El Sr. Bynum a menudo experimentó las humillaciones de las instalaciones segregadas él mismo en sus viajes para difundir el llamamiento para unirse a March of Dimes. Continuó su trabajo durante la década de 1960 para apoyar a los afroamericanos, para asegurarse de que los negros estuvieran representados de manera justa en los capítulos de March of Dimes y para integrar a los negros por completo en la misión de conquistar la polio. En 1963, declaró sobre March of Dimes, & ldquoLa imagen de UNA organización que validaba su compromiso de servicio era única en la experiencia del público negro & rdquo.

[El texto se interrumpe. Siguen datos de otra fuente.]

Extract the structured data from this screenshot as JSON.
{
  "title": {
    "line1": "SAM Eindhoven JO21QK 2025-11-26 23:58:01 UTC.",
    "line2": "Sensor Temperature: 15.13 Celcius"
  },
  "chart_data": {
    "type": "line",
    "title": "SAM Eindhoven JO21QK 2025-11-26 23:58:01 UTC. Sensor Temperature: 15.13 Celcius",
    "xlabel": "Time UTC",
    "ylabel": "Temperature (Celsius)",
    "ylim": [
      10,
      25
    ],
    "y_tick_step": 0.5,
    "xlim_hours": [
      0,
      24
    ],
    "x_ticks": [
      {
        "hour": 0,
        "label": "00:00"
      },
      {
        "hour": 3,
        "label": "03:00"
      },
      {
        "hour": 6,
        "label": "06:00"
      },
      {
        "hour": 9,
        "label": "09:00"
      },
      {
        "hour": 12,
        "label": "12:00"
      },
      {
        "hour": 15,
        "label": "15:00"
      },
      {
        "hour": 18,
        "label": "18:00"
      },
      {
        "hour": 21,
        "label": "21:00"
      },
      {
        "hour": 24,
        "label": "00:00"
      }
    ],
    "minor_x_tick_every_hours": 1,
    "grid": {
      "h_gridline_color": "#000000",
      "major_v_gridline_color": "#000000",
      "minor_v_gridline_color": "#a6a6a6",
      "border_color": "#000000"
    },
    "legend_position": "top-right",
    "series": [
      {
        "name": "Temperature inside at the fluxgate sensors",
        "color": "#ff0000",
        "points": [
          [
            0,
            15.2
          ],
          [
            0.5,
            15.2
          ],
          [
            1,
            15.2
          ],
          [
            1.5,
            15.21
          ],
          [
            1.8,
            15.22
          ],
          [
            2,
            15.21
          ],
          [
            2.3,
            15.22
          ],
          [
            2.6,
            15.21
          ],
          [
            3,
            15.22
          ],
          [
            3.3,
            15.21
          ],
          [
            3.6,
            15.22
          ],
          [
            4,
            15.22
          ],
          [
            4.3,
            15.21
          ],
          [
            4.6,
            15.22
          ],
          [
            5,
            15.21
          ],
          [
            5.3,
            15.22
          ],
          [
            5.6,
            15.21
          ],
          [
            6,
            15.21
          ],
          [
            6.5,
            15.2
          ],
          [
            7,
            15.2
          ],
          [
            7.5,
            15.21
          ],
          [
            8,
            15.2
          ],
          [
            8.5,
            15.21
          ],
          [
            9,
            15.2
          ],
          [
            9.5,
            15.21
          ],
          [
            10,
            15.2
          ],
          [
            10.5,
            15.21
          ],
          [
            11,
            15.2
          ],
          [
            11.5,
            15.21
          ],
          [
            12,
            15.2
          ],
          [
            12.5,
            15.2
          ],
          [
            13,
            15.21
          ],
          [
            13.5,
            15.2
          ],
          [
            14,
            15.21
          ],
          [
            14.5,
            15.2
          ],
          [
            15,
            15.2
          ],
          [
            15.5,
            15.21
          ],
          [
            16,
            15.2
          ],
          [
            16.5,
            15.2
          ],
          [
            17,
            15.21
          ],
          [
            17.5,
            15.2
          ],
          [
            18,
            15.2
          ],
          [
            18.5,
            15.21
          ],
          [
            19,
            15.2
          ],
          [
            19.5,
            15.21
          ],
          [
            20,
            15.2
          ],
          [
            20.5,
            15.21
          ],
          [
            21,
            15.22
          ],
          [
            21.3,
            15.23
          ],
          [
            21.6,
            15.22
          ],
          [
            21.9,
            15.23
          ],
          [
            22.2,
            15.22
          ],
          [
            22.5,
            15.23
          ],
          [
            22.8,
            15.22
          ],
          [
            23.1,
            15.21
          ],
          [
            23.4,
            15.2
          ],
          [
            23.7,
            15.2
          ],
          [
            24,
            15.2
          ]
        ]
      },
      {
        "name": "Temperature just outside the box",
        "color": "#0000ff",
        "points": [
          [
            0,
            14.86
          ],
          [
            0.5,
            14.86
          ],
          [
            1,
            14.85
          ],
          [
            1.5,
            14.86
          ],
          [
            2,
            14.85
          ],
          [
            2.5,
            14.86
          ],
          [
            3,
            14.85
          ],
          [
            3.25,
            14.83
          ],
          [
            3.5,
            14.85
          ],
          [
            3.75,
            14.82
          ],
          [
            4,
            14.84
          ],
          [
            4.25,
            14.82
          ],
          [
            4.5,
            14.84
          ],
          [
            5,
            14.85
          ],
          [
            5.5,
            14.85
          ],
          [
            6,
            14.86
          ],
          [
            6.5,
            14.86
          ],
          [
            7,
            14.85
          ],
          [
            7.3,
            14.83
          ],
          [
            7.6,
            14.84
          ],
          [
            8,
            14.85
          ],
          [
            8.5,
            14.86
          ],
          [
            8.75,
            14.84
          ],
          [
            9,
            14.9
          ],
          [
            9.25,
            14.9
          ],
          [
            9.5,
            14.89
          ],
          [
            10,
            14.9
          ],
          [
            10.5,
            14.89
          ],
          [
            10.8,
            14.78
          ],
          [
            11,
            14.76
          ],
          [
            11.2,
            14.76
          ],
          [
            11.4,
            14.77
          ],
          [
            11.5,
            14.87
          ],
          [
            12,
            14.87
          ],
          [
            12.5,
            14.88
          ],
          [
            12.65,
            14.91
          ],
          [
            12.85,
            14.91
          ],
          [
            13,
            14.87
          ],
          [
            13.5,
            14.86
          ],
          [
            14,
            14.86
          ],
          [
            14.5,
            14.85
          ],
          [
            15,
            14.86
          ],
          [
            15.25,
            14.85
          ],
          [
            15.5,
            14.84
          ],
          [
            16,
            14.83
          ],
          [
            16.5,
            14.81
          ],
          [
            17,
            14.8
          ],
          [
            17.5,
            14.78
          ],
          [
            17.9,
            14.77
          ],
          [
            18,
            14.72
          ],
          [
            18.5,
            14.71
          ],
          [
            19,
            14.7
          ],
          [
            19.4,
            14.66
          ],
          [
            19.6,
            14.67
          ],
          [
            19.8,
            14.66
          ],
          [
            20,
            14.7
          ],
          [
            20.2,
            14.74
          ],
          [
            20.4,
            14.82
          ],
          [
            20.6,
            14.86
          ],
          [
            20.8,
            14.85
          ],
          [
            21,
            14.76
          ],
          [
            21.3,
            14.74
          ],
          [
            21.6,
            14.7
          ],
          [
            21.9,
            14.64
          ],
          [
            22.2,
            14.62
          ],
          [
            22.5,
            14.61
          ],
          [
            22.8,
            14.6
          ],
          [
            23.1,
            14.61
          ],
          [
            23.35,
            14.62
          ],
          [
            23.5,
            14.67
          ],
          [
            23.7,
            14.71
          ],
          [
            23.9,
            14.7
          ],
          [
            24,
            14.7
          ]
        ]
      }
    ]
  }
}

24 de febrero de 2011 / David Rose / Archivos de March of Dimes

Charles Bynum presenta el premio March of Dimes a Pauline Weeden de The Links, 1955. Cortesía de March of Dimes

Rose Marie Waters y Linda Brown, póster para niños de March of Dimes, 1949. Cortesía de March of Dimes

James Clark Allen, póster de March of Dimes, 1955. Cortesía de March of Dimes


Upcycling en su mejor momento

Una gran cantidad de personas que buscan gentrificar un área (o simplemente vivir en una post-gentrificación) tienen valores muy posmodernos. Una parte central de esos valores es ser respetuoso con el medio ambiente en casi todos los aspectos de su vida. Entonces, ya sea que reequipa una casa vieja con más tecnología ecológica o se muda a lofts que utilizan paneles solares, todavía está reutilizando una propiedad existente en lugar de construir una nueva desde cero. Estas áreas también están muy interesadas en los medios de transporte alternativos, como el transporte público, la bicicleta o los pies, que ayudan a reducir la contaminación. Y si tienes una gran cantidad de restaurantes locales y cosas como mercados de agricultores, entonces estás ayudando a la tierra asegurándote de que tu comida no deje una gran huella de carbono en su plato.

Si bien esta no es una lista exhaustiva de ninguna manera, estos son los puntos más comunes en apoyo de la gentrificación en la mayoría de las áreas. A continuación, profundizaremos en los argumentos en contra de la gentrificación, así que ponte tus límites de pensamiento y estad atentos. Y mientras tanto, siéntase libre de dejar cualquier comentario o pensamiento que tenga sobre el tema de la gentrificación y si lo ha experimentado en el lugar donde vive.

Tabatha Wharton

Tabatha es una autodidacta apasionada del bricolaje y bloguera que reside en Dayton, Ohio. Su trabajo ha aparecido en Apartment Therapy, Offbeat Home, This Old House, HGTV, The Home Depot Blog y Hometalk. Sus escritos sobre todo tipo de temas se han presentado en BlogHer y BonBon Break, así como en muchos otros blogs y sitios web. Ella es legítimamente una egoísta galardonada.